Here’s to my sisters.

As you get older, you’ll lose more and more people close to you. It’s life, and it can be made into something good.
I was fortunate, or unfortunate, to learn this very early. The one thing that makes it easy for me is this:
With everybody I lost, I don’t think of how I will miss them, but how they influenced me. That influence is what keeps them alive in yourself, to an extent. Even bad influences can be made positive, if applied correctly.
I live with the sole intention of hopefully being seen as a positive influence in someones life when I die. I don’t want there to be a vacuum of pain left in my wake, but a feeling of accomplishment. Even a small accomplishment is better than none.

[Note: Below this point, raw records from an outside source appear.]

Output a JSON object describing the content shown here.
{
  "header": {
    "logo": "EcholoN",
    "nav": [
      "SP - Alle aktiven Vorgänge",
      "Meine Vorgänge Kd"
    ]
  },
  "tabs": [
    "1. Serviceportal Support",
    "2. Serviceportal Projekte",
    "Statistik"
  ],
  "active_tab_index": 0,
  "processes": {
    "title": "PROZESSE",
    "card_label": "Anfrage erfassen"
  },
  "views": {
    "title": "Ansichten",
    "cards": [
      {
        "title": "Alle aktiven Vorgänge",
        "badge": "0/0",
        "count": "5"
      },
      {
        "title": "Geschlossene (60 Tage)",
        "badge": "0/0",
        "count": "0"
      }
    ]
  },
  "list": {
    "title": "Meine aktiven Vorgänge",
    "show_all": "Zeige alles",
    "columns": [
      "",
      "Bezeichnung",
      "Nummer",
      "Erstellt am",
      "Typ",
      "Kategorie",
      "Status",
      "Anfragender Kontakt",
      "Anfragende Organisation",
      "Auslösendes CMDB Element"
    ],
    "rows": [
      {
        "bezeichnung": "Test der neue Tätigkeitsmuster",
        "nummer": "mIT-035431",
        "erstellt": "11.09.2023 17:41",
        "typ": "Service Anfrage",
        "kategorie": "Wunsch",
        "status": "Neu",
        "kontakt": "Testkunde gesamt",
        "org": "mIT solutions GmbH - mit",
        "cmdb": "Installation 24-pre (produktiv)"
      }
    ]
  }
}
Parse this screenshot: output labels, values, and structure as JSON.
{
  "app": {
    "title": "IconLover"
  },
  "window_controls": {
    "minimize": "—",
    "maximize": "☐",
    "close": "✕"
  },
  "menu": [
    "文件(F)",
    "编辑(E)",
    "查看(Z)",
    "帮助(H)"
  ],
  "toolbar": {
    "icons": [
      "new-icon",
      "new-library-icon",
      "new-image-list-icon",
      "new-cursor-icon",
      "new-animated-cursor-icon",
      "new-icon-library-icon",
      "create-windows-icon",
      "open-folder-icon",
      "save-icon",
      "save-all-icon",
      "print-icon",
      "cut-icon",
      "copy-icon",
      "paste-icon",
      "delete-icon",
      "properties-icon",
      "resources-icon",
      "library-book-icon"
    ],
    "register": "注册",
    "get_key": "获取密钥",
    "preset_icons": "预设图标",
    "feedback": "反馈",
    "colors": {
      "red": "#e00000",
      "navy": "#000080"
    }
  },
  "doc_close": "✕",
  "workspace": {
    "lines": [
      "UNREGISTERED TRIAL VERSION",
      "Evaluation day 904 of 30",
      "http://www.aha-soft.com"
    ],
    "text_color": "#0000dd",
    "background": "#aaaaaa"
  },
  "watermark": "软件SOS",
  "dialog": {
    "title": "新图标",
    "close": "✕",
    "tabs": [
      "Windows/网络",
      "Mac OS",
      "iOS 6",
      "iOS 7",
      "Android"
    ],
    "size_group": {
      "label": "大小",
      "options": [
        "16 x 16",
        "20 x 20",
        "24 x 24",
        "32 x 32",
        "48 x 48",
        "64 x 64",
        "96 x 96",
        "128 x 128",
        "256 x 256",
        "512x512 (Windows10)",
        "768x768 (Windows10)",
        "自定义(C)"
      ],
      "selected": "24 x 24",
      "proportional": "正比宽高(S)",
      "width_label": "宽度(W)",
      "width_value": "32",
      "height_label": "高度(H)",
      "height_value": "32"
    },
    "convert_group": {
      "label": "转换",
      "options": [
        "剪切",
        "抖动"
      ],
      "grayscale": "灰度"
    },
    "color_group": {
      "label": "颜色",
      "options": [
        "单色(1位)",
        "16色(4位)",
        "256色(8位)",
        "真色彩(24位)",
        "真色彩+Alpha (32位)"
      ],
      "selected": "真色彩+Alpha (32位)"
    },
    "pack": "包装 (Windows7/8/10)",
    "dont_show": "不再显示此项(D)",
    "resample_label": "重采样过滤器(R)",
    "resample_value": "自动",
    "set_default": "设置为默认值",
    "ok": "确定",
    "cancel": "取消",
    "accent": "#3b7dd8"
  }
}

Don’t grieve for the dead too long, because that’s never the point. The longer you grieve, the longer you don’t look past it, look at the positive left.
Don’t feel that you’re doing a disservice to the memories of those fallen by going forward either. If their wishes were for you to never get past their death, then it was their disservice to you.
Take the good left from those who have died, and use it to paint a portion of your life colorful. Take the bad left by them as well, and use that as a warning to place in front of the paths that will come your way.

The point of life isn’t to hold someone so close that if they fall you fall, but to hold them close enough that when they fall, you can take the good and move on. One day you will fall as well. You have to remember those who will be left, and what you want to impart upon them now.

Everybody dies on the battlefield of life. Make it a good death, and make it easier for those behind you to pick up the flag and carry on.